AI adoption in the Dutch SME: why it stalls around month 3
7 min readJochem van Laren — Founder & Strategic AI

AI adoption in the Dutch SME stalls around month 3 because the first pilot works, but the rest of the organisation never joined in. Lasting adoption follows a fixed pattern: MT buy-in first, then broad training, then internal champions, then department-level implementation. The key is people, not tooling, plus the autonomy jump from 50% to 97%.

It almost always goes the same way. A small team builds an AI solution, runs a demo that works, everyone is excited. Three months later the same three people use the tool and the rest just do the work themselves again. That is not a technology problem. MIT research shows that 95% of GenAI pilots deliver no measurable impact on the profit and loss statement. The CBS AI Monitor 2024 names lack of experience (75%) as the biggest barrier in the Netherlands. SPAIK, founded in 2024 in Amsterdam by Jochem van Laren, Thijs Bongertman and Jan Bolle, has since done 35+ implementations and trained 700+ people, with an average positive ROI within 4 months. The difference between the 5% who make it work and the 95% who stall is not in the model or the tool, but in how you bring your organisation along. This article shows why adoption stalls around month 3 and which pattern does lead to organisation-wide, lasting adoption.

The month-3 pattern: why the pilot works and the rest does not follow

A pilot with a handful of enthusiasts is a fine start. Scaling means something else: dozens of people change how they work, provide input, check output, hold the same quality standard.
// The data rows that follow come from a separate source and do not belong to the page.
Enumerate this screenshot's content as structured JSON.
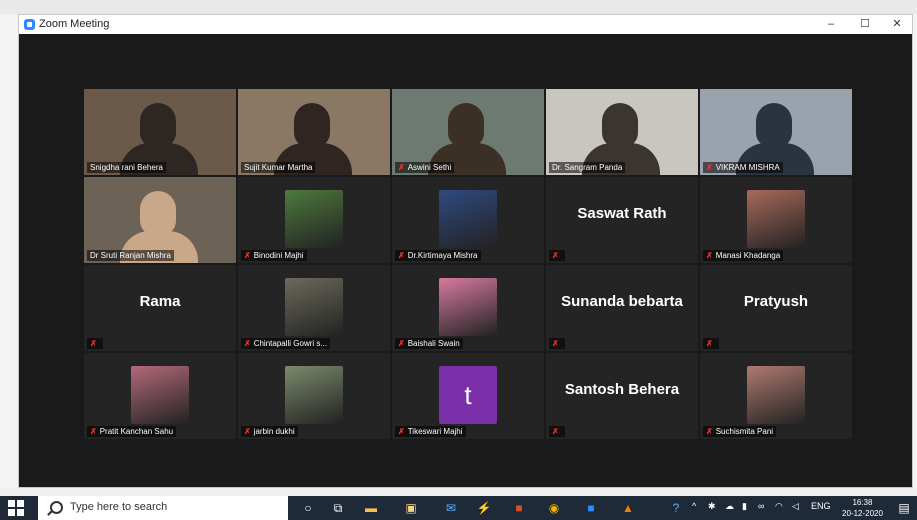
{
  "window": {
    "title": "Zoom Meeting",
    "minimize": "–",
    "maximize": "☐",
    "close": "✕"
  },
  "participants": [
    {
      "name": "Snigdha rani Behera",
      "muted": false,
      "active": true,
      "kind": "video",
      "bg": "#6b5a4a",
      "fg": "#2d2622"
    },
    {
      "name": "Sujit Kumar Martha",
      "muted": false,
      "kind": "video",
      "bg": "#8a7764",
      "fg": "#2f2622"
    },
    {
      "name": "Aswini Sethi",
      "muted": true,
      "kind": "video",
      "bg": "#6c7a72",
      "fg": "#3a3026"
    },
    {
      "name": "Dr. Sangram Panda",
      "muted": false,
      "kind": "video",
      "bg": "#c9c6bf",
      "fg": "#3a3530"
    },
    {
      "name": "VIKRAM MISHRA",
      "muted": true,
      "kind": "video",
      "bg": "#9aa3ad",
      "fg": "#2a3340"
    },
    {
      "name": "Dr Sruti Ranjan Mishra",
      "muted": false,
      "kind": "video",
      "bg": "#6d6256",
      "fg": "#c9a88a"
    },
    {
      "name": "Binodini Majhi",
      "muted": true,
      "kind": "photo",
      "bg": "#4d7a3c"
    },
    {
      "name": "Dr.Kirtimaya Mishra",
      "muted": true,
      "kind": "photo",
      "bg": "#2f4a80"
    },
    {
      "name": "Saswat Rath",
      "muted": true,
      "kind": "text"
    },
    {
      "name": "Manasi Khadanga",
      "muted": true,
      "kind": "photo",
      "bg": "#a86a5a"
    },
    {
      "name": "Rama",
      "muted": true,
      "kind": "text"
    },
    {
      "name": "Chintapalli Gowri s...",
      "muted": true,
      "kind": "photo",
      "bg": "#6c6a5c"
    },
    {
      "name": "Baishali Swain",
      "muted": true,
      "kind": "photo",
      "bg": "#d77aa0"
    },
    {
      "name": "Sunanda bebarta",
      "muted": true,
      "kind": "text"
    },
    {
      "name": "Pratyush",
      "muted": true,
      "kind": "text"
    },
    {
      "name": "Pratit Kanchan Sahu",
      "muted": true,
      "kind": "photo",
      "bg": "#b36a7a"
    },
    {
      "name": "jarbin dukhi",
      "muted": true,
      "kind": "photo",
      "bg": "#7c8a6c"
    },
    {
      "name": "Tikeswari Majhi",
      "muted": true,
      "kind": "letter",
      "letter": "t",
      "bg": "#7b2fa8"
    },
    {
      "name": "Santosh Behera",
      "muted": true,
      "kind": "text"
    },
    {
      "name": "Suchismita Pani",
      "muted": true,
      "kind": "photo",
      "bg": "#b07a70"
    }
  ],
  "taskbar": {
    "search_placeholder": "Type here to search",
    "tray_lang": "ENG",
    "time": "16:38",
    "date": "20-12-2020"
  }
}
If the tooling is already in place before you ask your people to join, they get lost in processes you impose on them. They feel no ownership and fall back on old habits.

On top of that comes the problem of edge cases. Many pilots run on the nice input: standard PDFs, predictable requests, roughly 80% of the work. The difficulty sits in the remaining 20%: unusual invoices, odd file formats, unique requests. If you do not test those during the pilot, you only meet them at scaling, and AI does not understand them. We worked this pattern out earlier in from AI pilot to organisation-wide adoption and in why 95% of AI implementations deliver no return.

People are essential: ownership, the enthusiast and the expert

Adoption does not scale on tooling, but on people. Scaling needs two roles. The enthusiast keeps the larger group engaged: builds support, answers questions, removes concerns. The expert is technically skilled and decides whether the output is good enough. With only an enthusiast you get no quality. With only an expert you lack adoption. You need both.

At Movir, a disability insurer and part of Nationale-Nederlanden with 350 to 400 employees, you see why that works. There, 350+ people were trained and 10 internal champions were developed. Sales processing went from an hour to a minute, 60 times faster, and content production went up tenfold. Not because the tool was special, but because there were owners who brought the department along. The fact that the same people both do the work and improve it is exactly why you do not toss it over the fence to a tool. We worked out that principle in your best people do work a computer can do.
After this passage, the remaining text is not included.